«Этот старик Сигизмунд надел красивую обувь на свою уродливую ногу», — сказал один сплетник.
Кажется, и дело с концом.
Но одному Богу, изучившему почки и сердца, были известны намерения старика.
Весь день он ходил с протеже по самым изящным местам Метрополии. Он ужинал с ней в модном ресторане и отвёл её на Оперу.

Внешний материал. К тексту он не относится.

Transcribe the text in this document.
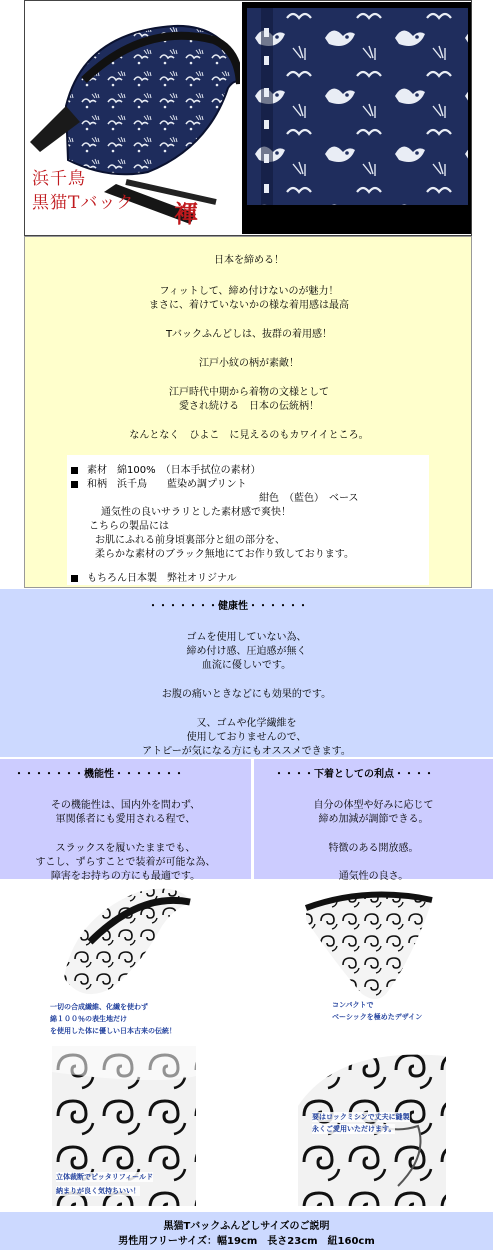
浜千鳥
黒猫Tバック 褌
日本を締める！
フィットして、締め付けないのが魅力！
まさに、着けていないかの様な着用感は最高
Tバックふんどしは、抜群の着用感！
江戸小紋の柄が素敵！
江戸時代中期から着物の文様として
愛され続ける　日本の伝統柄！
なんとなく　ひよこ　に見えるのもカワイイところ。
素材　綿100%　（日本手拭位の素材）
和柄　浜千鳥　　藍染め調プリント
紺色　（藍色）　ベース
通気性の良いサラリとした素材感で爽快！
こちらの製品には
お肌にふれる前身頃裏部分と紐の部分を、
柔らかな素材のブラック無地にてお作り致しております。
もちろん日本製　弊社オリジナル
・・・・・・・健康性・・・・・・
ゴムを使用していない為、
締め付け感、圧迫感が無く
血流に優しいです。
お腹の痛いときなどにも効果的です。
又、ゴムや化学繊維を
使用しておりませんので、
アトピーが気になる方にもオススメできます。
・・・・・・・機能性・・・・・・・
その機能性は、国内外を問わず、
軍関係者にも愛用される程で、
スラックスを履いたままでも、
すこし、ずらすことで装着が可能な為、
障害をお持ちの方にも最適です。
・・・・下着としての利点・・・・
自分の体型や好みに応じて
締め加減が調節できる。
特徴のある開放感。
通気性の良さ。
一切の合成繊維、化繊を使わず
綿１００％の表生地だけ
を使用した体に優しい日本古来の伝統！
コンパクトで
ベーシックを極めたデザイン
立体裁断でピッタリフィールド
納まりが良く気持ちいい！
要はロックミシンで丈夫に縫製
永くご愛用いただけます。
黒猫Tバックふんどしサイズのご説明
男性用フリーサイズ：幅19cm　長さ23cm　紐160cm
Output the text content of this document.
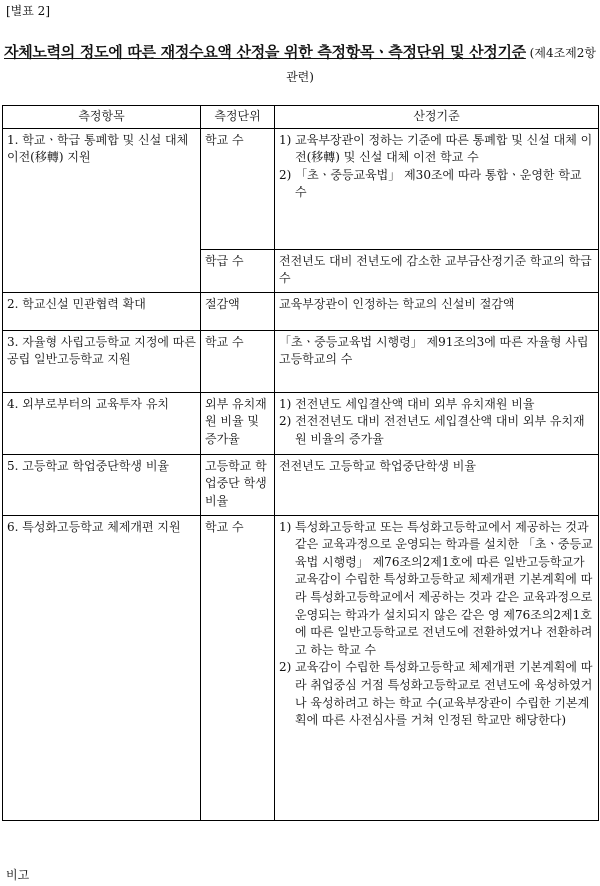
[별표 2]
자체노력의 정도에 따른 재정수요액 산정을 위한 측정항목ㆍ측정단위 및 산정기준 (제4조제2항 관련)
측정항목	측정단위	산정기준
1. 학교ㆍ학급 통폐합 및 신설 대체 이전(移轉) 지원	학교 수	1) 교육부장관이 정하는 기준에 따른 통폐합 및 신설 대체 이전(移轉) 및 신설 대체 이전 학교 수

2) 「초ㆍ중등교육법」 제30조에 따라 통합ㆍ운영한 학교 수

	학급 수	전전년도 대비 전년도에 감소한 교부금산정기준 학교의 학급 수
2. 학교신설 민관협력 확대	절감액	교육부장관이 인정하는 학교의 신설비 절감액
3. 자율형 사립고등학교 지정에 따른 공립 일반고등학교 지원	학교 수	「초ㆍ중등교육법 시행령」 제91조의3에 따른 자율형 사립고등학교의 수
4. 외부로부터의 교육투자 유치	외부 유치재원 비율 및 증가율	1) 전전년도 세입결산액 대비 외부 유치재원 비율

2) 전전전년도 대비 전전년도 세입결산액 대비 외부 유치재원 비율의 증가율

5. 고등학교 학업중단학생 비율	고등학교 학업중단 학생비율	전전년도 고등학교 학업중단학생 비율
6. 특성화고등학교 체제개편 지원	학교 수	1) 특성화고등학교 또는 특성화고등학교에서 제공하는 것과 같은 교육과정으로 운영되는 학과를 설치한 「초ㆍ중등교육법 시행령」 제76조의2제1호에 따른 일반고등학교가 교육감이 수립한 특성화고등학교 체제개편 기본계획에 따라 특성화고등학교에서 제공하는 것과 같은 교육과정으로 운영되는 학과가 설치되지 않은 같은 영 제76조의2제1호에 따른 일반고등학교로 전년도에 전환하였거나 전환하려고 하는 학교 수

2) 교육감이 수립한 특성화고등학교 체제개편 기본계획에 따라 취업중심 거점 특성화고등학교로 전년도에 육성하였거나 육성하려고 하는 학교 수(교육부장관이 수립한 기본계획에 따른 사전심사를 거쳐 인정된 학교만 해당한다)

비고
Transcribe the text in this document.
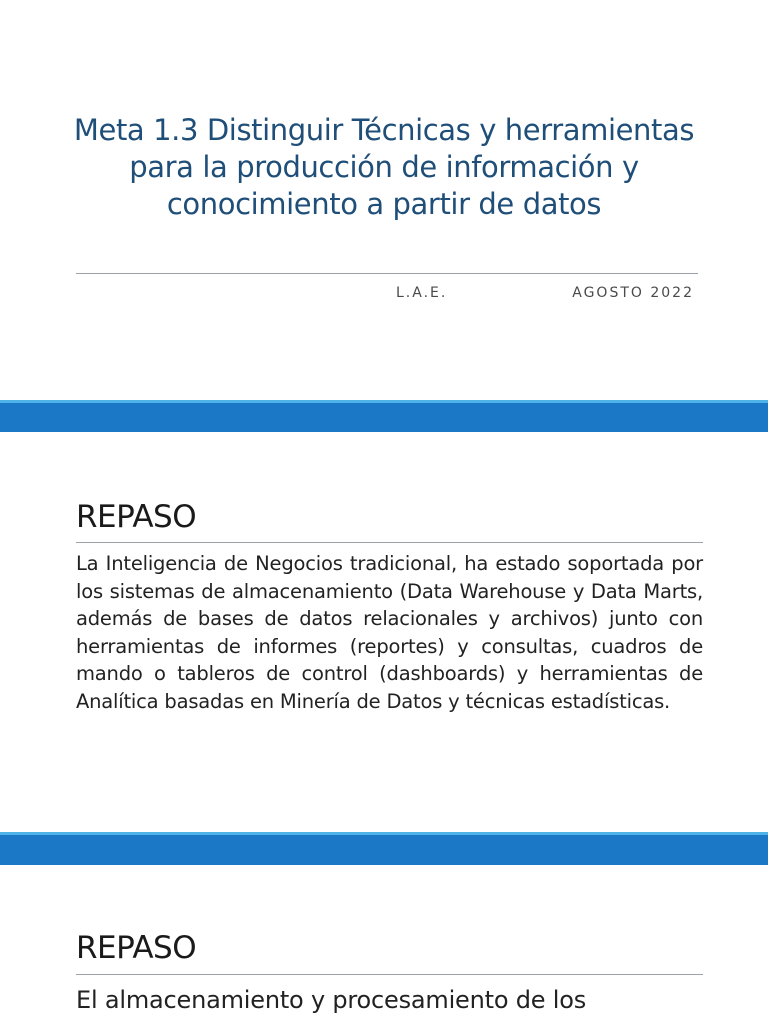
Meta 1.3 Distinguir Técnicas y herramientas para la producción de información y conocimiento a partir de datos
L.A.E.	AGOSTO 2022
REPASO

La Inteligencia de Negocios tradicional, ha estado soportada por los sistemas de almacenamiento (Data Warehouse y Data Marts, además de bases de datos relacionales y archivos) junto con herramientas de informes (reportes) y consultas, cuadros de mando o tableros de control (dashboards) y herramientas de Analítica basadas en Minería de Datos y técnicas estadísticas.

REPASO

El almacenamiento y procesamiento de los
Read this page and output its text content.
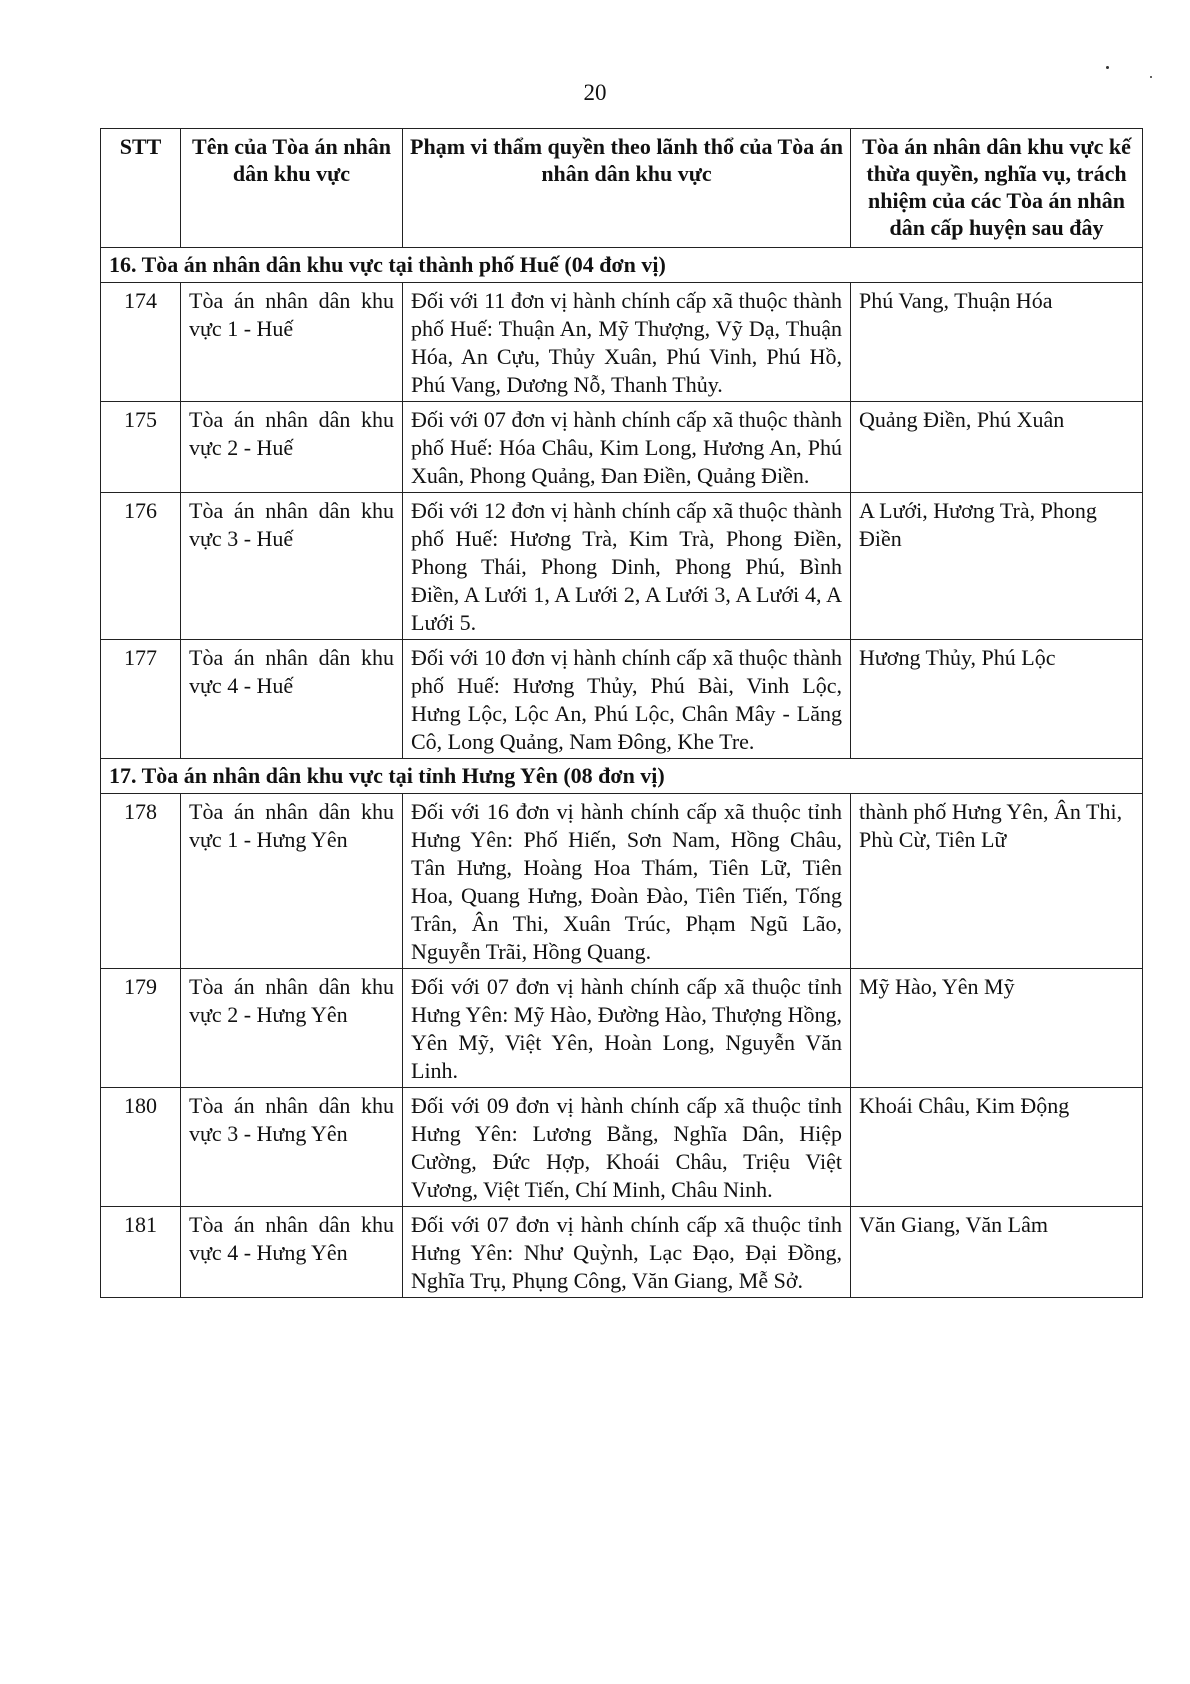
20
STT	Tên của Tòa án nhân dân khu vực	Phạm vi thẩm quyền theo lãnh thổ của Tòa án nhân dân khu vực	Tòa án nhân dân khu vực kế thừa quyền, nghĩa vụ, trách nhiệm của các Tòa án nhân dân cấp huyện sau đây
16. Tòa án nhân dân khu vực tại thành phố Huế (04 đơn vị)			
174	Tòa án nhân dân khu vực 1 - Huế	Đối với 11 đơn vị hành chính cấp xã thuộc thành phố Huế: Thuận An, Mỹ Thượng, Vỹ Dạ, Thuận Hóa, An Cựu, Thủy Xuân, Phú Vinh, Phú Hồ, Phú Vang, Dương Nỗ, Thanh Thủy.	Phú Vang, Thuận Hóa
175	Tòa án nhân dân khu vực 2 - Huế	Đối với 07 đơn vị hành chính cấp xã thuộc thành phố Huế: Hóa Châu, Kim Long, Hương An, Phú Xuân, Phong Quảng, Đan Điền, Quảng Điền.	Quảng Điền, Phú Xuân
176	Tòa án nhân dân khu vực 3 - Huế	Đối với 12 đơn vị hành chính cấp xã thuộc thành phố Huế: Hương Trà, Kim Trà, Phong Điền, Phong Thái, Phong Dinh, Phong Phú, Bình Điền, A Lưới 1, A Lưới 2, A Lưới 3, A Lưới 4, A Lưới 5.	A Lưới, Hương Trà, Phong Điền
177	Tòa án nhân dân khu vực 4 - Huế	Đối với 10 đơn vị hành chính cấp xã thuộc thành phố Huế: Hương Thủy, Phú Bài, Vinh Lộc, Hưng Lộc, Lộc An, Phú Lộc, Chân Mây - Lăng Cô, Long Quảng, Nam Đông, Khe Tre.	Hương Thủy, Phú Lộc
17. Tòa án nhân dân khu vực tại tỉnh Hưng Yên (08 đơn vị)			
178	Tòa án nhân dân khu vực 1 - Hưng Yên	Đối với 16 đơn vị hành chính cấp xã thuộc tỉnh Hưng Yên: Phố Hiến, Sơn Nam, Hồng Châu, Tân Hưng, Hoàng Hoa Thám, Tiên Lữ, Tiên Hoa, Quang Hưng, Đoàn Đào, Tiên Tiến, Tống Trân, Ân Thi, Xuân Trúc, Phạm Ngũ Lão, Nguyễn Trãi, Hồng Quang.	thành phố Hưng Yên, Ân Thi, Phù Cừ, Tiên Lữ
179	Tòa án nhân dân khu vực 2 - Hưng Yên	Đối với 07 đơn vị hành chính cấp xã thuộc tỉnh Hưng Yên: Mỹ Hào, Đường Hào, Thượng Hồng, Yên Mỹ, Việt Yên, Hoàn Long, Nguyễn Văn Linh.	Mỹ Hào, Yên Mỹ
180	Tòa án nhân dân khu vực 3 - Hưng Yên	Đối với 09 đơn vị hành chính cấp xã thuộc tỉnh Hưng Yên: Lương Bằng, Nghĩa Dân, Hiệp Cường, Đức Hợp, Khoái Châu, Triệu Việt Vương, Việt Tiến, Chí Minh, Châu Ninh.	Khoái Châu, Kim Động
181	Tòa án nhân dân khu vực 4 - Hưng Yên	Đối với 07 đơn vị hành chính cấp xã thuộc tỉnh Hưng Yên: Như Quỳnh, Lạc Đạo, Đại Đồng, Nghĩa Trụ, Phụng Công, Văn Giang, Mễ Sở.	Văn Giang, Văn Lâm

Когда она расположилась в ложе, забронированном Сигизмундом, её театральный бинокль сверкал, и до оркестра доносился восхищённый шёпот.
«Кто это?» — спросила мадам Остин-Клэр, королева Консервной Банки.
«Особа, — ответили ей; — любовница Сигизмунда Лоха.»
Незнакомка в ту ночь почувствовала аромат, от которого самая красивая и самая богатая женщина, безмерно завидная, никогда не устанет и который она не забудет вплоть до самой смерти: это аромат тщеславия. Ещё вчера шлёпавшая по грязным лужам, она просияла, стала предметом восхищения толпы, завистливых предложений из партера миллиардеров, тех самых, которые знают цену хорошеньким девушкам, из партера королей. Сигизмунд, окружённый вниманием, словно двадцатилетний любовник, оттеснял от неё слишком нетерпеливых друзей. Он, прежде всего, был уверен, что слава его протеже останется анонимной. Незнакомка не могла сладить со всеми эмоциями, её переполняли надежды, в ней рождалась тысяча грёз о признании, она повернулась к своему защитнику со взглядом благодарной газели. В самом деле, она видела укрытие в этой старческой бороде, будущие ласковость и спокойствие. Вскоре она привыкла к своему новому состоянию, жеманно прячась за веером с совершенным изяществом и не снимая перчаток из страха, что кто-нибудь заметит её уродливые от игл пальцы.
Представление закончилось, Сигизмунд направился к автомобилю. Долгожданное торжество старого разбойника наконец-то наступило. Это была совсем не любовь, о которой он говорил.
В тени лимузина — внутри которого старик погасил лампу для большего уединения, — незнакомка, думавшая только о своём благодетеле, наклонилась, о! незаметно, к плечу Сигизмунда.
Он воспользовался моментом, сказав самым мягким, приятным голосом:
«Куда Вас теперь отвезти?»
Бедняжка не ожидала этого вопроса. Она уже забыла свой адрес.
«Не знаю, — заикаясь, ответила она. — Куда хотите…»
Быть может, она всё ещё кормила себя какими-то надеждами. Этот старик был таким нежным.
«Итак, — сказал Сигизмунд, — с вашего позволения, мы остановимся на том месте, где я имел удовольствие с Вами познакомиться.»
Лимузин остановился на перекрёстке. Красавица дня ступила на землю и погрузила в грязь свои обтянутые сатином прелестные туфли, которые она никогда больше не надевала. Ночной туман поглотил её.
Автомобиль старика проскользнул в спящий город. Сигизмунд снова зажёг лампу и потёр руки при мысли о своей протеже, которая теперь искала, в пепле своей мимолётной славы, чердак, камин без огня и швейную машину…
Тем временем несчастный Уильям У. Лоррис боролся, словно дьявол, защищая последнее доверие к банку Вермонта, подорванное и разрушенное на части доверие, которое вынуждено было рухнуть без всяких оправданий со стороны того, кто был причиной этой незаслуженной жестокости судьбы. Былой репутации банка Вермонта уже не хватало одного лишь флага, чтобы сохранить учреждение от лукаво распространяемой клеветы, яд которой косвенно касался карманов злодея Сигизмунда. Лоррису говорили о крупной задолженности, и шума было достаточно, чтобы в то же время вернуть долги, сроки погашения которых в противном случае были бы продлены. Во всяком случае, большинство этих долгов было погашено втайне от старика, и вот, в один прекрасный день, Лоррис внезапно узнал имя своего безжалостного противника.
Уильям У. Лоррис был очень смелым человеком, который ещё не постиг непостижимое коварство и ещё более непостижимую трусость людей. Однако неистовство Сигизмунда Лоха нанесло ему удар; он не мог его объяснить. Отчаявшись от исчезающей последней поддержки, оказавшись за закрытыми дверями перед друзьями, самыми старыми его компаньонами и теми, кто должен был в него твёрдо верить, пройдя по противоположному тротуару, чтобы избежать рукопожатий, прижатый катастрофой, Лоррис заявился к Сигизмунду Лоху.
Старик принял его с безмятежной приветливостью.